We’ve won him over so much that he has basically mapped out a month of golf here which began with the Irish Open last week and culminates with the Dunhill Links Championship in Scotland at the beginning of October.

A chance to play on a top course against the leading players this close to a Ryder Cup should, you would think, be an enticing prospect for the likes of Scottie Scheffler who hasn’t played a competitive round since the final day of the Tour Championship on August 27.

Tom Hoge, who I played with at the Irish Open on Sunday, feels like this is a great chance to pick up ranking points which is why he’s in the field this week.

DP World Tour schedule should appeal to PGA Tour members in 2024

The introduction of ‘The Back 9’ on the DP World Tour schedule next year might help attract more PGA Tour players across.

The run from September to October features nine of our most historic tournaments and national opens and should be appealing to guys after the FedEx Cup has concluded.

I know the American lads on the US Ryder Cup team were also out to Italy for a recon trip last week but having made the flight to Europe I would have thought one or two might have fancied hanging around for a week.

But we’re just a few weeks away from the match now and everyone has their own way of preparing for a big week.

Irish Open delivered once again

Vincent Norrman poses with the trophy following his Irish Open win at The K Club. Image: PA

As an appetiser for this week the thrilling conclusion of the Irish Open on Sunday certainly whetted the appetite.

It’s hard to sum up what unfolded. Depending on who you were following it was either spectacular or outrageous.

The former certainly applies to our deserving winner in Vincent Norrman.

He played the best golf of anyone on Sunday as he came from six shots back to win the tournament thanks to a closing round seven-under-par 65.

Rory McIlroy may come in the latter category after finding the water not once but four times in his final round.

Rory McIlroy reacts after finishing final round. Image: PA

It was astonishing but trust me, on that course, it is not that hard to do.

The K Club is a fantastic course but the layout can punish you severely.

We all knew if our accuracy was off, even just a little, we could be in trouble and that’s precisely what happened to Rory as his bid to win his home open faltered.

Lowry revelled in front of his home crowd

There’s an added pressure which comes with being a home favourite.

You have a huge crowd behind and you so naturally you want to do well – but it does not always go to plan.

Shane Lowry won’t be feeling that way though.

I don’t believe there were too many critics of him when he was announced as one of Luke Donald’s captain’s picks for the European Ryder Cup team last week.

But if there were he certainly silenced them as he produced his best result of the season with a tied third finish.

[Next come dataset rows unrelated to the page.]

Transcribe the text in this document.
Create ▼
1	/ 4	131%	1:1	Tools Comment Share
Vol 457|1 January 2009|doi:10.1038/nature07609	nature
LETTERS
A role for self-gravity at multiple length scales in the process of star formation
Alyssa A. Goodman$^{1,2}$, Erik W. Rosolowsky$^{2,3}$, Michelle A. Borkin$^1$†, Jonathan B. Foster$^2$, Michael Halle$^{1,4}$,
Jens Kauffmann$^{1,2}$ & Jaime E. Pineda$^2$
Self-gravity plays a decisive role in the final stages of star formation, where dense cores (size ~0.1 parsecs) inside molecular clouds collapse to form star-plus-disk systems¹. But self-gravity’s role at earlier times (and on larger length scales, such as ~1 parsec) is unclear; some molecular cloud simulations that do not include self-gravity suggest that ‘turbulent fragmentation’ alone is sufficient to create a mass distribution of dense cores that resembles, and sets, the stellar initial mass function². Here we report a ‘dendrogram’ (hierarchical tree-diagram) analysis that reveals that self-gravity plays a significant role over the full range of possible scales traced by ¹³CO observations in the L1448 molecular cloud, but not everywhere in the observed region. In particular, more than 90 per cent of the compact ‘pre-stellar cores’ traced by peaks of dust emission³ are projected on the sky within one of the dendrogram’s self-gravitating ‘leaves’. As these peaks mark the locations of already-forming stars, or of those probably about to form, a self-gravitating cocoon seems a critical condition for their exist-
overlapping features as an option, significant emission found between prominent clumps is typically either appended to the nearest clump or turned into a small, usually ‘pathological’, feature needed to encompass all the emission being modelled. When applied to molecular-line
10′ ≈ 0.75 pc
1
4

I said last week he was a big-time player. He’s got the track record to prove that without needing me to come to his defence.

But it just goes to show how much difference some confidence can make.

He had that pressure of waiting to find out if he would be picked for the team hanging over him and it was almost as if a weight had been lifted off his shoulders.

He’ll be thrilled but so too will his captain.

An Open outside Britain is not as outlandish as it sounds

The fantastic atmosphere in Kildare for the Irish Open has led to more chatter about the prospect of the Open being held outside Britain for the first time.

Portmarnock just outside Dublin has been touted as a potential venue for what would be a first for the R&A and Rory McIlroy certainly believes it has a chance of hosting a future Open.

Royal Portrush in Northern Ireland will host the Open in 2025 so for me the idea of taking the tournament to the Republic of Ireland really is not too big a leap.

Golf Ireland is the single governing body for the whole island so this idea of an Open outside Britain is not as outlandish as it might initially sound.

We’re talking 200 miles or so away from Portrush so it’s hardly the other side of the world.

I’ll say this much, if it were to happen I wouldn’t be surprised to see an Open there attracting the biggest crowd in the history of the tournament.

The course is good enough and the Irish fans would support it in their thousands.

I can’t think of one good reason why we couldn’t do it.